Muharwan mengatakan yang hadirvdalam sosialusasi tersebut yakni, Bank Sulsel, BNI Cabang Masamba, Lembaga Pendamping Usaha, Lemvaga Pendamping Kementerian Kelautan/Perikanan, Akses jredit dari KKP-RI, PPL Perikanan, Pengolah Hasil Perikanan, Nelayan dan pedagang ikan.
“Kadis Perikanan minta perbankan di Bumi Lamaranginang julukan Kabupaten Lutra untuk mempermudah permohonan kredit untuk pelaku usaha yang akan mengembangkan usaha perikanan, guna memaksimalkan pemanfaatan potensi perikanan di Desa Mukti Jaya Kecamatan Baebunta Selatan, Desa Tammuku Kecamatan
Bone-Bone dan Desa Waetuwo Kecamatan Malangke Barat,” ujar Muharwan.

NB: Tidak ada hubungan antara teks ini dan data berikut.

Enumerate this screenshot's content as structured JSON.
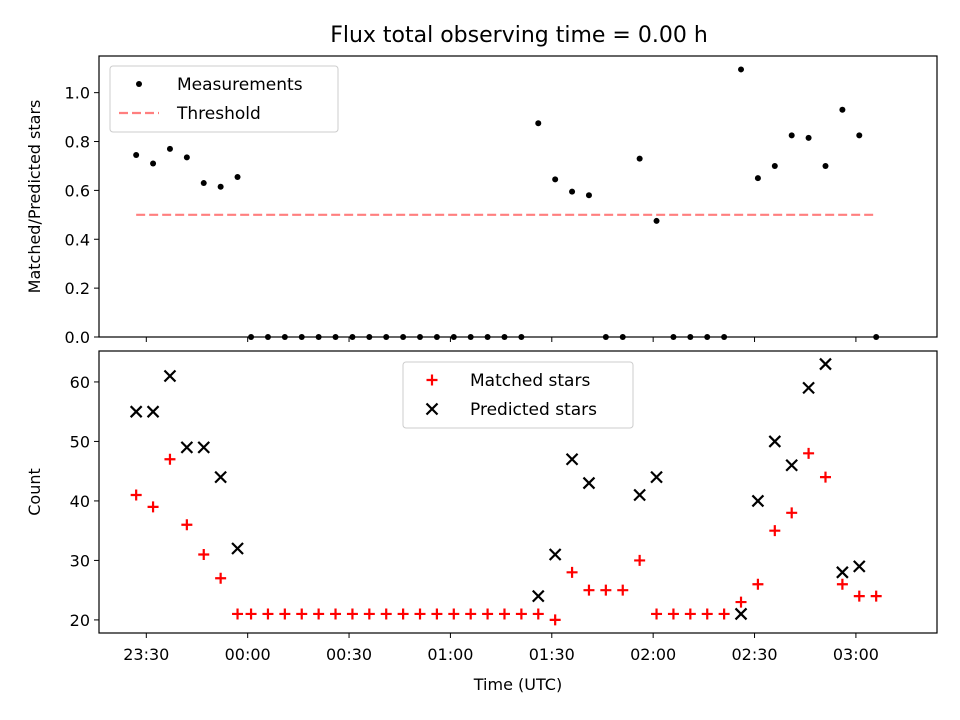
{
  "figure_title": "Flux total observing time = 0.00 h",
  "chart_data": [
    {
      "type": "scatter",
      "title": "Flux total observing time = 0.00 h",
      "xlabel": "",
      "ylabel": "Matched/Predicted stars",
      "xlim": [
        "23:16",
        "03:24"
      ],
      "ylim": [
        0,
        1.15
      ],
      "yticks": [
        0.0,
        0.2,
        0.4,
        0.6,
        0.8,
        1.0
      ],
      "ytick_labels": [
        "0.0",
        "0.2",
        "0.4",
        "0.6",
        "0.8",
        "1.0"
      ],
      "legend_position": "upper-left",
      "series": [
        {
          "name": "Measurements",
          "marker": "dot",
          "color": "#000000",
          "x": [
            "23:27",
            "23:32",
            "23:37",
            "23:42",
            "23:47",
            "23:52",
            "23:57",
            "00:01",
            "00:06",
            "00:11",
            "00:16",
            "00:21",
            "00:26",
            "00:31",
            "00:36",
            "00:41",
            "00:46",
            "00:51",
            "00:56",
            "01:01",
            "01:06",
            "01:11",
            "01:16",
            "01:21",
            "01:26",
            "01:31",
            "01:36",
            "01:41",
            "01:46",
            "01:51",
            "01:56",
            "02:01",
            "02:06",
            "02:11",
            "02:16",
            "02:21",
            "02:26",
            "02:31",
            "02:36",
            "02:41",
            "02:46",
            "02:51",
            "02:56",
            "03:01",
            "03:06"
          ],
          "y": [
            0.745,
            0.71,
            0.77,
            0.735,
            0.63,
            0.615,
            0.655,
            0,
            0,
            0,
            0,
            0,
            0,
            0,
            0,
            0,
            0,
            0,
            0,
            0,
            0,
            0,
            0,
            0,
            0.875,
            0.645,
            0.595,
            0.58,
            0,
            0,
            0.73,
            0.475,
            0,
            0,
            0,
            0,
            1.095,
            0.65,
            0.7,
            0.825,
            0.815,
            0.7,
            0.93,
            0.825,
            0
          ]
        },
        {
          "name": "Threshold",
          "marker": "dashed-line",
          "color": "#ff7f7f",
          "x": [
            "23:27",
            "03:06"
          ],
          "y": [
            0.5,
            0.5
          ]
        }
      ]
    },
    {
      "type": "scatter",
      "title": "",
      "xlabel": "Time (UTC)",
      "ylabel": "Count",
      "xlim": [
        "23:16",
        "03:24"
      ],
      "ylim": [
        17.8,
        65.2
      ],
      "yticks": [
        20,
        30,
        40,
        50,
        60
      ],
      "ytick_labels": [
        "20",
        "30",
        "40",
        "50",
        "60"
      ],
      "xticks": [
        "23:30",
        "00:00",
        "00:30",
        "01:00",
        "01:30",
        "02:00",
        "02:30",
        "03:00"
      ],
      "xtick_labels": [
        "23:30",
        "00:00",
        "00:30",
        "01:00",
        "01:30",
        "02:00",
        "02:30",
        "03:00"
      ],
      "legend_position": "upper-center",
      "series": [
        {
          "name": "Matched stars",
          "marker": "plus",
          "color": "#ff0000",
          "x": [
            "23:27",
            "23:32",
            "23:37",
            "23:42",
            "23:47",
            "23:52",
            "23:57",
            "00:01",
            "00:06",
            "00:11",
            "00:16",
            "00:21",
            "00:26",
            "00:31",
            "00:36",
            "00:41",
            "00:46",
            "00:51",
            "00:56",
            "01:01",
            "01:06",
            "01:11",
            "01:16",
            "01:21",
            "01:26",
            "01:31",
            "01:36",
            "01:41",
            "01:46",
            "01:51",
            "01:56",
            "02:01",
            "02:06",
            "02:11",
            "02:16",
            "02:21",
            "02:26",
            "02:31",
            "02:36",
            "02:41",
            "02:46",
            "02:51",
            "02:56",
            "03:01",
            "03:06"
          ],
          "y": [
            41,
            39,
            47,
            36,
            31,
            27,
            21,
            21,
            21,
            21,
            21,
            21,
            21,
            21,
            21,
            21,
            21,
            21,
            21,
            21,
            21,
            21,
            21,
            21,
            21,
            20,
            28,
            25,
            25,
            25,
            30,
            21,
            21,
            21,
            21,
            21,
            23,
            26,
            35,
            38,
            48,
            44,
            26,
            24,
            24
          ]
        },
        {
          "name": "Predicted stars",
          "marker": "x",
          "color": "#000000",
          "x": [
            "23:27",
            "23:32",
            "23:37",
            "23:42",
            "23:47",
            "23:52",
            "23:57",
            "01:26",
            "01:31",
            "01:36",
            "01:41",
            "01:56",
            "02:01",
            "02:26",
            "02:31",
            "02:36",
            "02:41",
            "02:46",
            "02:51",
            "02:56",
            "03:01"
          ],
          "y": [
            55,
            55,
            61,
            49,
            49,
            44,
            32,
            24,
            31,
            47,
            43,
            41,
            44,
            21,
            40,
            50,
            46,
            59,
            63,
            28,
            29
          ]
        }
      ]
    }
  ]
}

Potensi perikanan di Luwu Utara sangat besar, tetapi para pelaku usaha setempat kesulitan untuk menggarapnya terutama karena memiliki keterbatasan modal dan akibatnya potensi perikanan Lutra yang setiap tahunnya bisa mencapai sedikitnya 1 juta ton lebih banyak dinikmati nelayan dari luar daerah termasuk dari daerah tetangga yang memiliki sarana usaha penangkapan lebih memadai.

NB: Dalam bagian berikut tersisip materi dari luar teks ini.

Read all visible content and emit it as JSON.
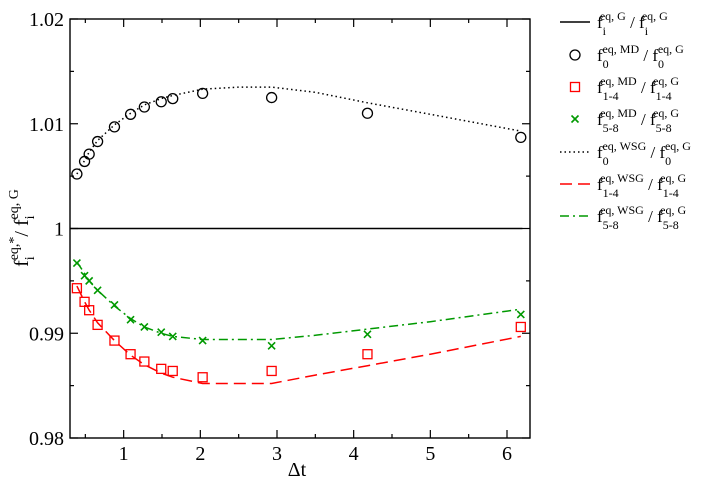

Menurut Muharwan, Perbankan di Lutra selama ini terkesan kurang memberi perhatian serius terhadap permohonan kredit yang diajukan pelaku usaha untuk modal usaha perikanan, terutama pelaku usaha yang masih masuk kategori UMKM.
Perbankan sepertinya khawatir menyalurkan kredit untuk modal usaha seperti perikanan karena dinilai rawan mengalami kemacetan dalam pengembaliannya dan sikap perbankan seperti itu tentu dapat dipahami.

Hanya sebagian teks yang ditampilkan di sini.